Mahasiswa UIN SAIZU Purwokerto Konsultasi Skripsi di KUA Jatilawang, Bahas Upaya Penyesuaian Ajaran Agama dengan UU PKDART
Oleh KUA JATILAWANG
Jatilawang - Seorang mahasiswa Universitas Islam Negeri (UIN) Prof. K.H. Saifuddin Zuhri Purwokerto melakukan konsultasi skripsi di Kantor Urusan Agama (KUA) Jatilawang terkait kajian tentang upaya penyesuaian pemahaman ajaran agama dengan ketentuan dalam Undang-Undang Penghapusan Kekerasan Dalam Rumah Tangga (UU PKDRT). Selasa (09/06)
Kegiatan konsultasi berlangsung di ruang kerja KUA Jatilawang dan diterima oleh Penyuluh Agama Islam serta pegawai yang membidangi pelayanan dan pembinaan keluarga. Konsultasi dilakukan sebagai bagian dari pengumpulan data dan referensi untuk penyusunan tugas akhir mahasiswa.
Dalam diskusi tersebut, dibahas berbagai perspektif mengenai kehidupan rumah tangga dalam ajaran Islam yang menekankan nilai kasih sayang, keadilan, musyawarah, dan penghormatan terhadap martabat setiap anggota keluarga. Selain itu, dibahas pula bagaimana nilai-nilai tersebut sejalan dengan semangat UU PKDRT dalam mencegah segala bentuk kekerasan dalam rumah tangga.

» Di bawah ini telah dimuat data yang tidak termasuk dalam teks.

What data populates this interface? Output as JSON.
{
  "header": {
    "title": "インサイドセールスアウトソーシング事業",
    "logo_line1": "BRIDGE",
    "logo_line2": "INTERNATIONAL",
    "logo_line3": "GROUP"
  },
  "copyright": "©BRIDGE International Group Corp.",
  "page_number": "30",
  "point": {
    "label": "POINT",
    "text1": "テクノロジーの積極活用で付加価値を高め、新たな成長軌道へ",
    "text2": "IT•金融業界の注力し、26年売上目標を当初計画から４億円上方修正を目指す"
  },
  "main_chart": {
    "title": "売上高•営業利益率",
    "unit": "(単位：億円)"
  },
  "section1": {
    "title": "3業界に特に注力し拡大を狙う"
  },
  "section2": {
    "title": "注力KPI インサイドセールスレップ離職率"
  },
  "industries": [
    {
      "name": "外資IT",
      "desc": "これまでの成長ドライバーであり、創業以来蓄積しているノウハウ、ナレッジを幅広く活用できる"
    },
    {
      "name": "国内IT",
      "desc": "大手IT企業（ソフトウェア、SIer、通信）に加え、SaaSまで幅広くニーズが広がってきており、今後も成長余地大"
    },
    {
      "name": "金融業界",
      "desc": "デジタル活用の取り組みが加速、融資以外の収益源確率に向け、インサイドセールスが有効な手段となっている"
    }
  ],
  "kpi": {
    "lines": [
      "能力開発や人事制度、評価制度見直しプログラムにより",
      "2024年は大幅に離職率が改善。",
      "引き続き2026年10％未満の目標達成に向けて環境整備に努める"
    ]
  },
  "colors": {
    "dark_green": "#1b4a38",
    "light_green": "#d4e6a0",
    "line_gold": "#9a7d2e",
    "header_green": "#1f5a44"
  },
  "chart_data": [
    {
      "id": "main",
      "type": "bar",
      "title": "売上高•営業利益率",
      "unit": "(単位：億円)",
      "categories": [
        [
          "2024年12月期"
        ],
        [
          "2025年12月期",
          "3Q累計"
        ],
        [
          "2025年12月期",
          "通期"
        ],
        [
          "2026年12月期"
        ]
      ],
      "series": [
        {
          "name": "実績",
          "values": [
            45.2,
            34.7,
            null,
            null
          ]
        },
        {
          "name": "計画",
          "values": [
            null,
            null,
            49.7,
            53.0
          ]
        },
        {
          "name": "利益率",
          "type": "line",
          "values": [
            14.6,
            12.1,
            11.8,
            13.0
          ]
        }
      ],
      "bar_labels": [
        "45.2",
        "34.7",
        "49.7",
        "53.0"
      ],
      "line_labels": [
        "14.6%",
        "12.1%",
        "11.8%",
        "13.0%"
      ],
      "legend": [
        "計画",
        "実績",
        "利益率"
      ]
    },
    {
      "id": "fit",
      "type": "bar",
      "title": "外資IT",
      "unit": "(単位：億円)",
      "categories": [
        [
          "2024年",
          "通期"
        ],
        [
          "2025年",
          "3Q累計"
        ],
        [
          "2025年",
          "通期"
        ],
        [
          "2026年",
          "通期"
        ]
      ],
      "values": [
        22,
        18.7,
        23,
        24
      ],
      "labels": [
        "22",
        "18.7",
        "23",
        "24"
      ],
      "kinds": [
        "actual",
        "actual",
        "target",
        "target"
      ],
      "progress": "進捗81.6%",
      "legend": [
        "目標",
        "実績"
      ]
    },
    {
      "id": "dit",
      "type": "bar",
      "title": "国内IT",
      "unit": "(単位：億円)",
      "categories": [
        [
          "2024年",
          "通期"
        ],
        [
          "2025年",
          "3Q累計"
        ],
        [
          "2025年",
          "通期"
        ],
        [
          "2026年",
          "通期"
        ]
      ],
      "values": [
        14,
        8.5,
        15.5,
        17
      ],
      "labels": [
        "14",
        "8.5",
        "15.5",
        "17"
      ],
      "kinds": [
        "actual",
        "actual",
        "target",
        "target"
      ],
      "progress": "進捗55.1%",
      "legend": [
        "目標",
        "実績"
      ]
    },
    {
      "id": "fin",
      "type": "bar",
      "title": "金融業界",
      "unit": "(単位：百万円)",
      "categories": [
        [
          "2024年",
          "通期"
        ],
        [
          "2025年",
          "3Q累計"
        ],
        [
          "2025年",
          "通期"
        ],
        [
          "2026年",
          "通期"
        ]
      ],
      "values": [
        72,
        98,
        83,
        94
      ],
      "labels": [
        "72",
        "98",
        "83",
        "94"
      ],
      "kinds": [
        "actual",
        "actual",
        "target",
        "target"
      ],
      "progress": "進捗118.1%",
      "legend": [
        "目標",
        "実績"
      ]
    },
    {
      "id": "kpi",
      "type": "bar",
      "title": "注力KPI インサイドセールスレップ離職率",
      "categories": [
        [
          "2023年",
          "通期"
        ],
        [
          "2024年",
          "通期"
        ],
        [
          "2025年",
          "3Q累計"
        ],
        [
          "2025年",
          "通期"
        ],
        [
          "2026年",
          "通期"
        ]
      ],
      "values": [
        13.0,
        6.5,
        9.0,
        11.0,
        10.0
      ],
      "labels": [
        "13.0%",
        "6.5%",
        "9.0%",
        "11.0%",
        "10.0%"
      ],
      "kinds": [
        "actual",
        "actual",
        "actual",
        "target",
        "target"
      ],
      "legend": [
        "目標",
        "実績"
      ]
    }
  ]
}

Penyuluh Agama Islam menjelaskan bahwa pembinaan keluarga yang dilakukan KUA melalui bimbingan perkawinan dan penyuluhan agama selalu mengedepankan prinsip keluarga sakinah yang dibangun atas dasar saling menghormati, saling melindungi, dan bertanggung jawab. “Ajaran agama dan peraturan perundang-undangan pada dasarnya sama-sama bertujuan mewujudkan keluarga yang aman, harmonis, dan terbebas dari tindakan kekerasan,” ujarnya.
Konsultasi berlangsung dalam suasana ilmiah dan dialogis. Mahasiswa memperoleh berbagai informasi mengenai peran KUA dalam edukasi keluarga, penyelesaian persoalan rumah tangga, serta upaya pencegahan kekerasan melalui pendekatan keagamaan dan sosial.
Melalui kegiatan konsultasi ini, diharapkan hasil penelitian yang disusun dapat memberikan kontribusi akademik serta memperkaya pemahaman masyarakat tentang pentingnya membangun keluarga yang harmonis berdasarkan nilai agama dan ketentuan hukum yang berlaku.